Vizer Lisa, Pierce Jennifer, Ji Yinyao, Bucher Meredith A, Liu Mochuan, Ungar Lyle, Giorgi Salvatore, Xing Zhaopeng, House Stacey L, Beaudoin Francesca L, Stevens Jennifer S, Neylan Thomas C, Clifford Gari D, Jovanovic Tanja, Linnstaedt Sarah D, Zeng Donglin, Germine Laura T, Bollen Kenneth A, Rauch Scott L, Haran John P, Storrow Alan B, Lewandowski Christopher, Musey Paul I, Hendry Phyllis L, Sheikh Sophia, Jones Christopher W, Punches Brittany E, Hudak Lauren A, Pascual Jose L, Seamon Mark J, Harris Erica, Pearson Claire, Peak David A, Merchant Roland C, Domeier Robert M, O'Neil Brian J, Sergot Paulina, Sanchez Leon D, Bruce Steven E, Harte Steven E, Kessler Ronald C, Koenen Karestan C, McLean Samuel A, An Xinming
Department of Medicine, Division of General Medicine and Clinical Epidemiology, University of North Carolina at Chapel Hill, Chapel Hill, NC 27559 USA.
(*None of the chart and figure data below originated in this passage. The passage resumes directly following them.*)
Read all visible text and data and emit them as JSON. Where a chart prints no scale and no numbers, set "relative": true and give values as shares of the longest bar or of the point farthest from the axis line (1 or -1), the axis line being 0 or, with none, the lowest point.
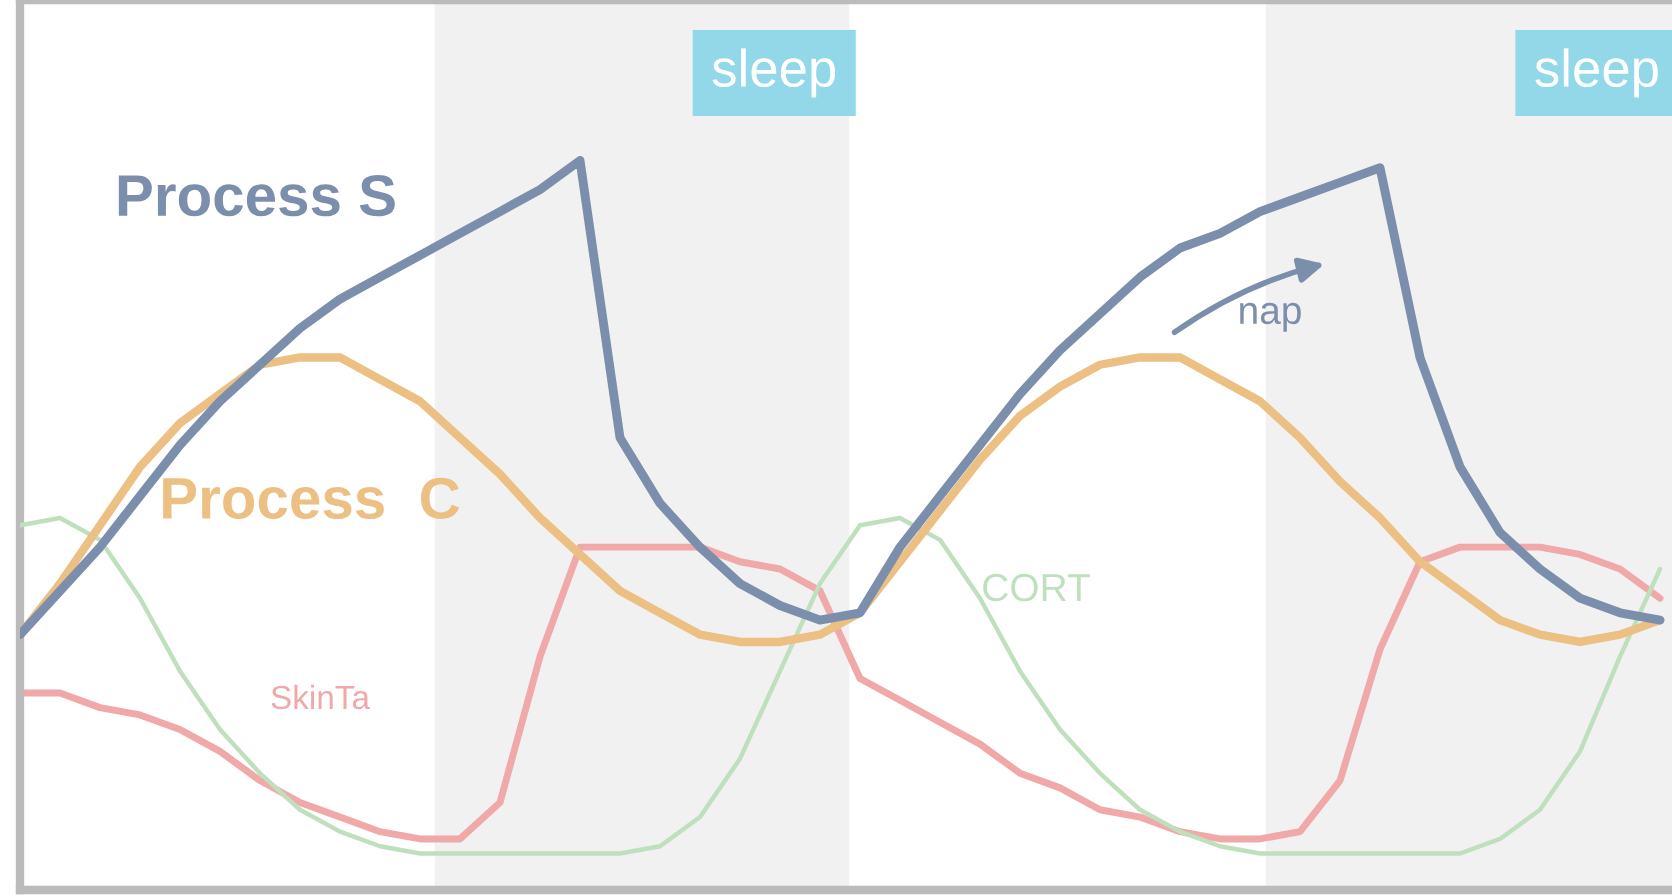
{
  "chart_data": {
    "type": "line",
    "relative": true,
    "categories": [
      null,
      null,
      null,
      null,
      null,
      null,
      null,
      null,
      null,
      null,
      null,
      null,
      null,
      null,
      null,
      null,
      null,
      null,
      null,
      null,
      null,
      null,
      null,
      null,
      null,
      null,
      null,
      null,
      null,
      null,
      null,
      null,
      null,
      null,
      null,
      null,
      null,
      null,
      null,
      null,
      null,
      null
    ],
    "series": [
      {
        "name": "SkinTa",
        "color": "#f0a8a8",
        "values": [
          0.27,
          0.27,
          0.25,
          0.24,
          0.22,
          0.19,
          0.15,
          0.12,
          0.1,
          0.08,
          0.07,
          0.07,
          0.12,
          0.32,
          0.47,
          0.47,
          0.47,
          0.47,
          0.45,
          0.44,
          0.41,
          0.29,
          0.26,
          0.23,
          0.2,
          0.16,
          0.14,
          0.11,
          0.1,
          0.08,
          0.07,
          0.07,
          0.08,
          0.15,
          0.33,
          0.45,
          0.47,
          0.47,
          0.47,
          0.46,
          0.44,
          0.4
        ]
      },
      {
        "name": "CORT",
        "color": "#bfe0bc",
        "values": [
          0.5,
          0.51,
          0.48,
          0.4,
          0.3,
          0.22,
          0.16,
          0.11,
          0.08,
          0.06,
          0.05,
          0.05,
          0.05,
          0.05,
          0.05,
          0.05,
          0.06,
          0.1,
          0.18,
          0.3,
          0.42,
          0.5,
          0.51,
          0.48,
          0.4,
          0.3,
          0.22,
          0.16,
          0.11,
          0.08,
          0.06,
          0.05,
          0.05,
          0.05,
          0.05,
          0.05,
          0.05,
          0.07,
          0.11,
          0.19,
          0.32,
          0.44
        ]
      },
      {
        "name": "Process  C",
        "color": "#ecbf82",
        "values": [
          0.35,
          0.42,
          0.5,
          0.58,
          0.64,
          0.68,
          0.72,
          0.73,
          0.73,
          0.7,
          0.67,
          0.62,
          0.57,
          0.51,
          0.46,
          0.41,
          0.38,
          0.35,
          0.34,
          0.34,
          0.35,
          0.38,
          0.45,
          0.52,
          0.59,
          0.65,
          0.69,
          0.72,
          0.73,
          0.73,
          0.7,
          0.67,
          0.62,
          0.56,
          0.51,
          0.45,
          0.41,
          0.37,
          0.35,
          0.34,
          0.35,
          0.37
        ]
      },
      {
        "name": "Process S",
        "color": "#7b8fac",
        "values": [
          0.35,
          0.41,
          0.47,
          0.54,
          0.61,
          0.67,
          0.72,
          0.77,
          0.81,
          0.84,
          0.87,
          0.9,
          0.93,
          0.96,
          1,
          0.62,
          0.53,
          0.47,
          0.42,
          0.39,
          0.37,
          0.38,
          0.47,
          0.54,
          0.61,
          0.68,
          0.74,
          0.79,
          0.84,
          0.88,
          0.9,
          0.93,
          0.95,
          0.97,
          0.99,
          0.73,
          0.58,
          0.49,
          0.44,
          0.4,
          0.38,
          0.37
        ]
      }
    ],
    "annotations": [
      "sleep",
      "sleep",
      "nap"
    ]
  }
}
Department of Anesthesiology, University of Michigan, Ann Arbor, MI 48109 USA.
NPP Digit Psychiatry Neurosci. 2025;3(1):8. doi: 10.1038/s44277-025-00028-x. Epub 2025 May 20.
Language features may reflect underlying cognitive and emotional processes following a traumatic event that portend clinical outcomes. The authors sought to determine whether language features from usual smartphone use were markers associated with concurrent posttraumatic symptoms and worsening or improving posttraumatic symptoms over time following a traumatic exposure. This investigation was a secondary analysis of the Advancing Understanding of RecOvery afteR traumA study, a longitudinal study of traumatic outcomes among survivors recruited from 33 emergency departments across the United States. Adverse posttraumatic sequelae were assessed over the six months following the initial traumatic exposure. Language features were extracted from usual smartphone use in a specialized app. Bivariate linear mixed models were used to identify and validate language features that are markers associated with posttraumatic symptoms. Participants were 1744 trauma survivors, with a mean age of 39 [SD = 13] years old, and 56% were female. Fourteen language features were associated with severity level of posttraumatic symptoms at specific timepoints (cross-sectional markers) and five features were associated with change in severity level of posttraumatic symptoms (longitudinal markers). References to the body and health or illness were predictive of worsening pain, somatic, and thinking/concentration/fatigue symptom severity over time. An increase in references to others was associated with improvement in somatic symptom severity over time and increases in expressions of causation or cognitive processes were associated with improvement in pain symptom severity over time. Language features derived from usual smartphone use can convey important information about health, functioning, and recovery following a traumatic event. Clinicians might utilize such information to determine who may experience a high symptom burden or risk of worsening posttraumatic symptoms.
语言特征可能反映创伤事件后潜在的认知和情感过程,而这些过程预示着临床结果。作者试图确定日常智能手机使用中的语言特征是否是与创伤后症状并发以及创伤暴露后随着时间推移创伤后症状恶化或改善相关的标志物。这项调查是对“创伤后恢复的深入理解”研究的二次分析,该研究是一项纵向研究,研究对象是从美国33个急诊科招募的创伤幸存者的创伤结局。在首次创伤暴露后的六个月内评估创伤后不良后遗症。语言特征是从一个专门应用程序中日常智能手机使用情况中提取的。使用双变量线性混合模型来识别和验证作为创伤后症状标志物的语言特征。参与者为1744名创伤幸存者,平均年龄39岁[标准差=13],56%为女性。14种语言特征与特定时间点创伤后症状的严重程度相关(横断面标志物),5种特征与创伤后症状严重程度的变化相关(纵向标志物)。对身体以及健康或疾病的提及预示着随着时间推移疼痛、躯体症状以及思维/注意力/疲劳症状严重程度会加重。对他人提及的增加与随着时间推移躯体症状严重程度的改善相关,因果关系或认知过程表达的增加与随着时间推移疼痛症状严重程度的改善相关。日常智能手机使用产生的语言特征可以传达有关创伤事件后健康、功能和恢复的重要信息。临床医生可以利用这些信息来确定谁可能经历高症状负担或创伤后症状恶化的风险。